I don't know what rmw looks like on Btrfs raid56 without overwriting
the stripe - a whole new cow'd stripe, and then metadata is updated to
reflect the new location of that stripe?
I agree, it's not technically a write hole in the conventional sense,
but the terminology has become commonplace for data loss in RAID{5,6}
due to a failure somewhere in the write path, and this does fit in that
sense. In this case the failure is in writing out the metadata that
references the blocks instead of in writing out the blocks themselves.

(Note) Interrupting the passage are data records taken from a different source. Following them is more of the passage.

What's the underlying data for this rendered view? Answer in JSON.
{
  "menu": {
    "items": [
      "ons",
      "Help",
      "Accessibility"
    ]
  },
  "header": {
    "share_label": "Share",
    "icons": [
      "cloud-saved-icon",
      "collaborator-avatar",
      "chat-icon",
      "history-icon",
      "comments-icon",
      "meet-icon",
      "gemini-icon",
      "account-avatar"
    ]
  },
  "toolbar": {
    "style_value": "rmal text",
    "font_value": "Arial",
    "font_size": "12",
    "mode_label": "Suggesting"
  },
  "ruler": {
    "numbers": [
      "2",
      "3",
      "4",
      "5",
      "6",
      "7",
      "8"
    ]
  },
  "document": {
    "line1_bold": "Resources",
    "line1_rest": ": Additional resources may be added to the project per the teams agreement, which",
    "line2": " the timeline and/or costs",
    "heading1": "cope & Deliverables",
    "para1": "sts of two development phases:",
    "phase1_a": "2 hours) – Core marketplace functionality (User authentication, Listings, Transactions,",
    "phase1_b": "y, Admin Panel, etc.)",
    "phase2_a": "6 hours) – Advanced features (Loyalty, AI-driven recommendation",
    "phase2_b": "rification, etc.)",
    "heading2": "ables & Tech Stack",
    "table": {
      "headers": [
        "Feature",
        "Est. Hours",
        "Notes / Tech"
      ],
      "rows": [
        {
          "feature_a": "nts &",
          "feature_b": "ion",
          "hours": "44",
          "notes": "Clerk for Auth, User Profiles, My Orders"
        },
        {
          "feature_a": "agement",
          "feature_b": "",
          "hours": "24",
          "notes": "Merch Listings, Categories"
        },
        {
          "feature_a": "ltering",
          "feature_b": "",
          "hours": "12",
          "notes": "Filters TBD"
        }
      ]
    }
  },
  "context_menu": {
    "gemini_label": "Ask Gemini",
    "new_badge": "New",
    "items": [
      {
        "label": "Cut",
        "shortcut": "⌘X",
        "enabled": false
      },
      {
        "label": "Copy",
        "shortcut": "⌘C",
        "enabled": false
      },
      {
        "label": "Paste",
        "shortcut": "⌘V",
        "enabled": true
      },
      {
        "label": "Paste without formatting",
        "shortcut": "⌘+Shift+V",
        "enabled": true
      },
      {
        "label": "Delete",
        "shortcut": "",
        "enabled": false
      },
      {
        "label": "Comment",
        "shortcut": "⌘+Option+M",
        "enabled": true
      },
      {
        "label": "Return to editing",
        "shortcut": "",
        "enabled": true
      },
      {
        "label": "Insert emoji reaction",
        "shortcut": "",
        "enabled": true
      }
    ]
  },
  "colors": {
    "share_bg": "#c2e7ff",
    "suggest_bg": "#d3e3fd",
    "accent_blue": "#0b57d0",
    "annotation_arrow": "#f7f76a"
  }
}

Even though you don't loose any existing data, you still loose anything
that you were trying to write out.
One way to minimize this which would also boost performance on slow storage
would be to avoid writing parts of the stripe that aren't changed (so for
example, if only one disk in the stripe actually has changed data, only
write that and the parities).
I'm pretty sure that's part of rmw, which is not a full stripe write.
At least there appears to be some distinction in raid56.c between
them. The additional optimization that md raid has had for some time
is the ability during rmw of a single data chunk (what they call
strips, or the smallest unit in a stripe), they can actually optimize
the change down to a sector write. So they aren't even doing full
chunk/strip writes either. The parity strip though I think must be
completely rewritten.
I actually wasn't aware that BTRFS did this (it's been a while since I
looked at the kernel code), although I'm glad to hear it does.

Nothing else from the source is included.